In other courses in which we deal with Bode plots, I notice that a pole causes a -20dB/decade slope decrease?

Why is there an incosistency?

• Have a look at low pass wrong pole location to start. Do you follow the discussion there?$$\mid\: H(s)\mid =\frac{\mid N(s)\mid}{\mid D(s)\mid}=\frac{\mid N(j\omega)\mid_{s=j\omega}}{\mid D(j\omega)\mid_{s=j\omega}}=\frac{\scr{N}(\omega)}{\scr{D}(\omega)}=\scr{G}(\omega)$$ Given $\scr{G}(\omega)$, the job is to find the $H(s)$ that achieves it. For example, the roots of $\mid D(j\omega)\mid^2=0$ will have twice the roots of $D(s)$, whose roots are the poles. The zeros are the roots of $N(s)$. With associated implications.
– jonk
Nov 20, 2018 at 0:07

Here's a bit of a crash course in poles: - The upper pictures show a bode plot with frequency peaking in various amounts. The lower left picture attempts to show a 3D view of bode plot and poles and the lower right picture is the conventional pole zero diagram.

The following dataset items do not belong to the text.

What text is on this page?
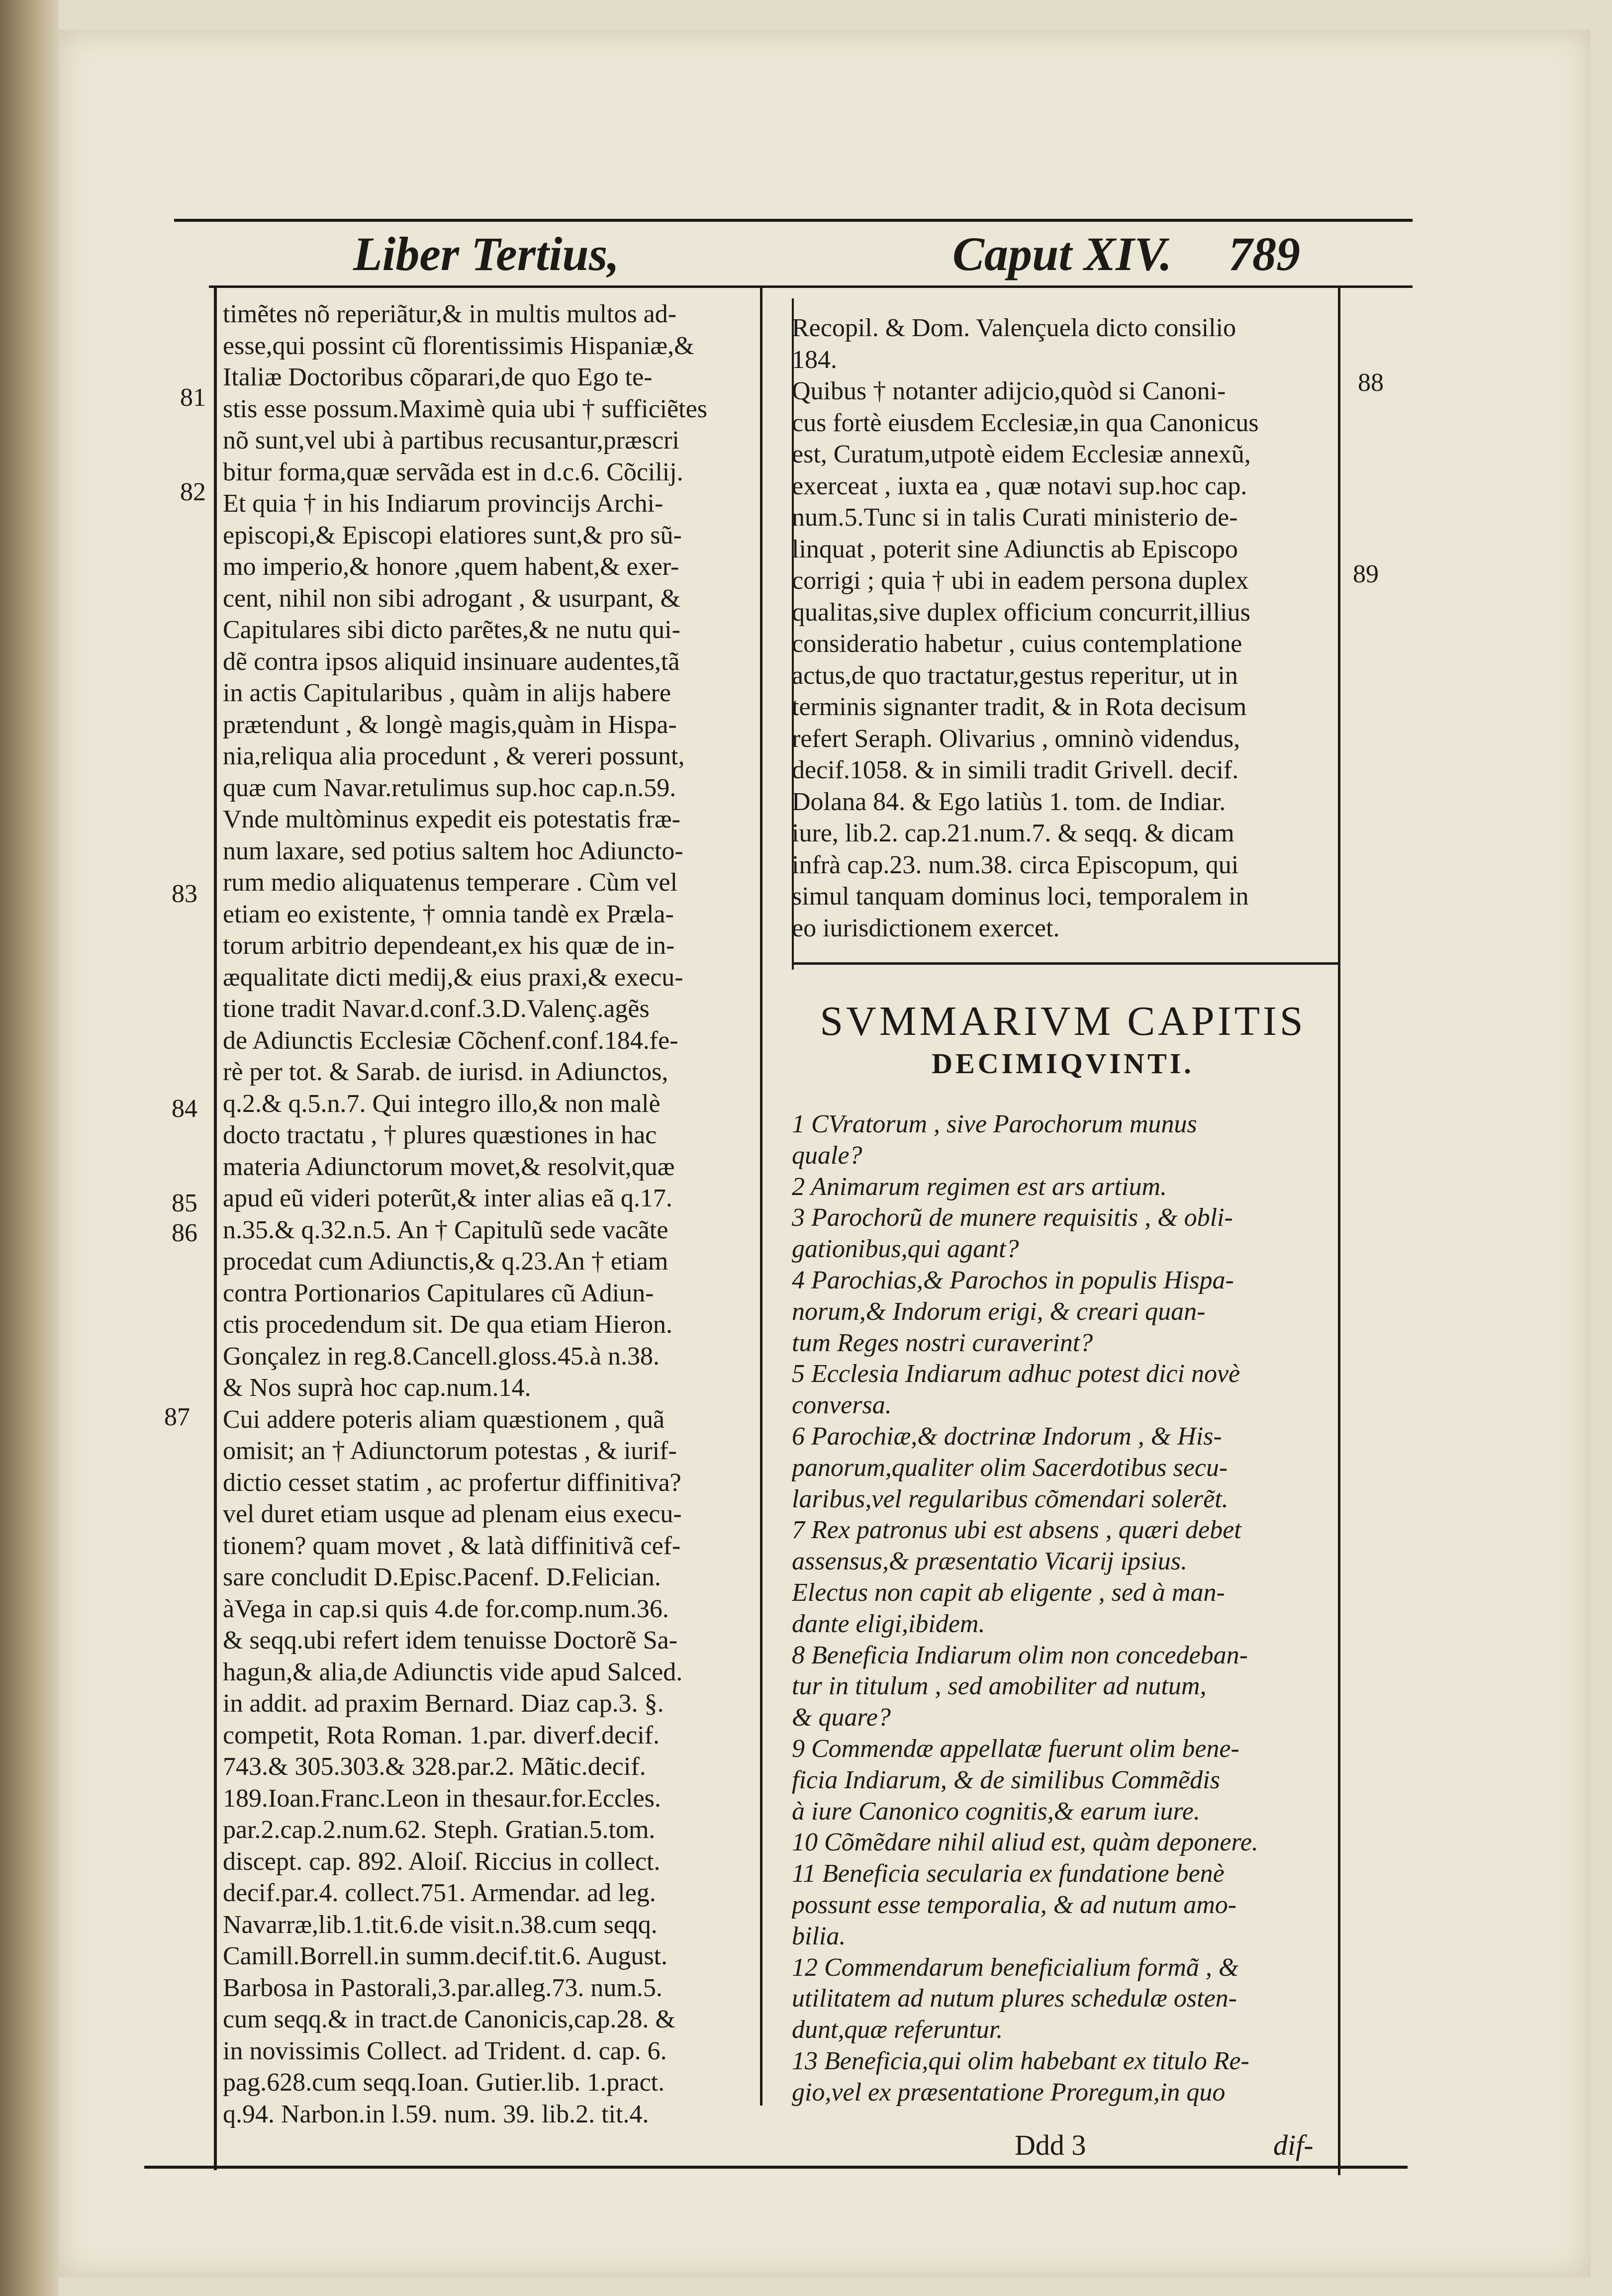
Liber Tertius,	Caput XIV. 789
timẽtes nõ reperiãtur,& in multis multos ad-
esse,qui possint cũ florentissimis Hispaniæ,&
Italiæ Doctoribus cõparari,de quo Ego te-
stis esse possum.Maximè quia ubi † sufficiẽtes
nõ sunt,vel ubi à partibus recusantur,præscri
bitur forma,quæ servãda est in d.c.6. Cõcilij.
Et quia † in his Indiarum provincijs Archi-
episcopi,& Episcopi elatiores sunt,& pro sũ-
mo imperio,& honore ,quem habent,& exer-
cent, nihil non sibi adrogant , & usurpant, &
Capitulares sibi dicto parẽtes,& ne nutu qui-
dẽ contra ipsos aliquid insinuare audentes,tã
in actis Capitularibus , quàm in alijs habere
prætendunt , & longè magis,quàm in Hispa-
nia,reliqua alia procedunt , & vereri possunt,
quæ cum Navar.retulimus sup.hoc cap.n.59.
Vnde multòminus expedit eis potestatis fræ-
num laxare, sed potius saltem hoc Adiuncto-
rum medio aliquatenus temperare . Cùm vel
etiam eo existente, † omnia tandè ex Præla-
torum arbitrio dependeant,ex his quæ de in-
æqualitate dicti medij,& eius praxi,& execu-
tione tradit Navar.d.conf.3.D.Valenç.agẽs
de Adiunctis Ecclesiæ Cõchenf.conf.184.fe-
rè per tot. & Sarab. de iurisd. in Adiunctos,
q.2.& q.5.n.7. Qui integro illo,& non malè
docto tractatu , † plures quæstiones in hac
materia Adiunctorum movet,& resolvit,quæ
apud eũ videri poterũt,& inter alias eã q.17.
n.35.& q.32.n.5. An † Capitulũ sede vacãte
procedat cum Adiunctis,& q.23.An † etiam
contra Portionarios Capitulares cũ Adiun-
ctis procedendum sit. De qua etiam Hieron.
Gonçalez in reg.8.Cancell.gloss.45.à n.38.
& Nos suprà hoc cap.num.14.
Cui addere poteris aliam quæstionem , quã
omisit; an † Adiunctorum potestas , & iurif-
dictio cesset statim , ac profertur diffinitiva?
vel duret etiam usque ad plenam eius execu-
tionem? quam movet , & latà diffinitivã cef-
sare concludit D.Episc.Pacenf. D.Felician.
àVega in cap.si quis 4.de for.comp.num.36.
& seqq.ubi refert idem tenuisse Doctorẽ Sa-
hagun,& alia,de Adiunctis vide apud Salced.
in addit. ad praxim Bernard. Diaz cap.3. §.
competit, Rota Roman. 1.par. diverf.decif.
743.& 305.303.& 328.par.2. Mãtic.decif.
189.Ioan.Franc.Leon in thesaur.for.Eccles.
par.2.cap.2.num.62. Steph. Gratian.5.tom.
discept. cap. 892. Aloiſ. Riccius in collect.
decif.par.4. collect.751. Armendar. ad leg.
Navarræ,lib.1.tit.6.de visit.n.38.cum seqq.
Camill.Borrell.in summ.decif.tit.6. August.
Barbosa in Pastorali,3.par.alleg.73. num.5.
cum seqq.& in tract.de Canonicis,cap.28. &
in novissimis Collect. ad Trident. d. cap. 6.
pag.628.cum seqq.Ioan. Gutier.lib. 1.pract.
q.94. Narbon.in l.59. num. 39. lib.2. tit.4.
81
82
83
84
85
86
87
Recopil. & Dom. Valençuela dicto consilio
184.
Quibus † notanter adijcio,quòd si Canoni-
cus fortè eiusdem Ecclesiæ,in qua Canonicus
est, Curatum,utpotè eidem Ecclesiæ annexũ,
exerceat , iuxta ea , quæ notavi sup.hoc cap.
num.5.Tunc si in talis Curati ministerio de-
linquat , poterit sine Adiunctis ab Episcopo
corrigi ; quia † ubi in eadem persona duplex
qualitas,sive duplex officium concurrit,illius
consideratio habetur , cuius contemplatione
actus,de quo tractatur,gestus reperitur, ut in
terminis signanter tradit, & in Rota decisum
refert Seraph. Olivarius , omninò videndus,
decif.1058. & in simili tradit Grivell. decif.
Dolana 84. & Ego latiùs 1. tom. de Indiar.
iure, lib.2. cap.21.num.7. & seqq. & dicam
infrà cap.23. num.38. circa Episcopum, qui
simul tanquam dominus loci, temporalem in
eo iurisdictionem exercet.
88
89
SVMMARIVM CAPITIS
DECIMIQVINTI.
1 CVratorum , sive Parochorum munus
quale?
2 Animarum regimen est ars artium.
3 Parochorũ de munere requisitis , & obli-
gationibus,qui agant?
4 Parochias,& Parochos in populis Hispa-
norum,& Indorum erigi, & creari quan-
tum Reges nostri curaverint?
5 Ecclesia Indiarum adhuc potest dici novè
conversa.
6 Parochiæ,& doctrinæ Indorum , & His-
panorum,qualiter olim Sacerdotibus secu-
laribus,vel regularibus cõmendari solerẽt.
7 Rex patronus ubi est absens , quæri debet
assensus,& præsentatio Vicarij ipsius.
Electus non capit ab eligente , sed à man-
dante eligi,ibidem.
8 Beneficia Indiarum olim non concedeban-
tur in titulum , sed amobiliter ad nutum,
& quare?
9 Commendæ appellatæ fuerunt olim bene-
ficia Indiarum, & de similibus Commẽdis
à iure Canonico cognitis,& earum iure.
10 Cõmẽdare nihil aliud est, quàm deponere.
11 Beneficia secularia ex fundatione benè
possunt esse temporalia, & ad nutum amo-
bilia.
12 Commendarum beneficialium formã , &
utilitatem ad nutum plures schedulæ osten-
dunt,quæ referuntur.
13 Beneficia,qui olim habebant ex titulo Re-
gio,vel ex præsentatione Proregum,in quo
Ddd 3	dif-
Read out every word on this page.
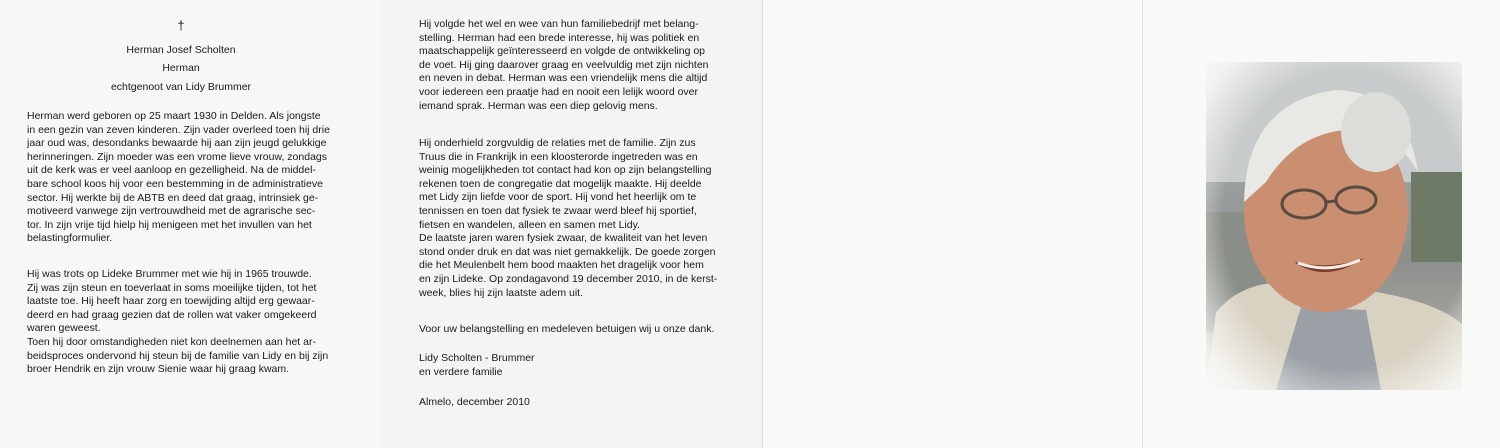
†
Herman Josef Scholten
Herman
echtgenoot van Lidy Brummer
Herman werd geboren op 25 maart 1930 in Delden. Als jongste
in een gezin van zeven kinderen. Zijn vader overleed toen hij drie
jaar oud was, desondanks bewaarde hij aan zijn jeugd gelukkige
herinneringen. Zijn moeder was een vrome lieve vrouw, zondags
uit de kerk was er veel aanloop en gezelligheid. Na de middel-
bare school koos hij voor een bestemming in de administratieve
sector. Hij werkte bij de ABTB en deed dat graag, intrinsiek ge-
motiveerd vanwege zijn vertrouwdheid met de agrarische sec-
tor. In zijn vrije tijd hielp hij menigeen met het invullen van het
belastingformulier.
Hij was trots op Lideke Brummer met wie hij in 1965 trouwde.
Zij was zijn steun en toeverlaat in soms moeilijke tijden, tot het
laatste toe. Hij heeft haar zorg en toewijding altijd erg gewaar-
deerd en had graag gezien dat de rollen wat vaker omgekeerd
waren geweest.
Toen hij door omstandigheden niet kon deelnemen aan het ar-
beidsproces ondervond hij steun bij de familie van Lidy en bij zijn
broer Hendrik en zijn vrouw Sienie waar hij graag kwam.
Hij volgde het wel en wee van hun familiebedrijf met belang-
stelling. Herman had een brede interesse, hij was politiek en
maatschappelijk geïnteresseerd en volgde de ontwikkeling op
de voet. Hij ging daarover graag en veelvuldig met zijn nichten
en neven in debat. Herman was een vriendelijk mens die altijd
voor iedereen een praatje had en nooit een lelijk woord over
iemand sprak. Herman was een diep gelovig mens.
Hij onderhield zorgvuldig de relaties met de familie. Zijn zus
Truus die in Frankrijk in een kloosterorde ingetreden was en
weinig mogelijkheden tot contact had kon op zijn belangstelling
rekenen toen de congregatie dat mogelijk maakte. Hij deelde
met Lidy zijn liefde voor de sport. Hij vond het heerlijk om te
tennissen en toen dat fysiek te zwaar werd bleef hij sportief,
fietsen en wandelen, alleen en samen met Lidy.
De laatste jaren waren fysiek zwaar, de kwaliteit van het leven
stond onder druk en dat was niet gemakkelijk. De goede zorgen
die het Meulenbelt hem bood maakten het dragelijk voor hem
en zijn Lideke. Op zondagavond 19 december 2010, in de kerst-
week, blies hij zijn laatste adem uit.
Voor uw belangstelling en medeleven betuigen wij u onze dank.
Lidy Scholten - Brummer
en verdere familie
Almelo, december 2010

In other courses in which we deal with Bode plots, I notice that a pole causes a -20dB/decade slope decrease? Why is there an incosistency?

There is no inconsistency; a single pole causes a peak in the spectrum and, due to the mathematical relationship (1/distance) between the pole centre and more distant positions on the jw axis there is a slope that results.

For a 2nd order low pass filter (example) there are two poles and the reciprocal-of-distance relationship leads directly to the ability calculate any point on the jw axis: - Hope this helps. Related question and another related question and yet another related question. And another.

• Oh wow. That 3-D diagram made so much sense. Thank you so much. Just one more thing, in regards to the resonant frequency. I know that for a second-order cannconical system, there is a value for the resonant frequency based on the damping ratio. Now, does that mean that only one frequency in a system can ever cause a resonance? If so, where does the entire pole stuff come into then? Or is there a damping ratio associated with each pole? Nov 20, 2018 at 12:50
• Both poles in a 2nd order filter have the same damping ratio as shown on the horizontal axis on the bottom right image. The value of resonant frequency is (or can be) independent of damping ratio. Nov 20, 2018 at 12:55

Resonant poles with low damping (i.e., poles that are close to the imaginary axis in the $$\s\$$ domain, or close to the unit circle in the $$\z\$$ domain) cause peaking at frequencies close to the pole. This is probably what you picked up on in DSP class. Any pole causes that 20dB/decade/pole amplitude decrease once you get past the pole frequency.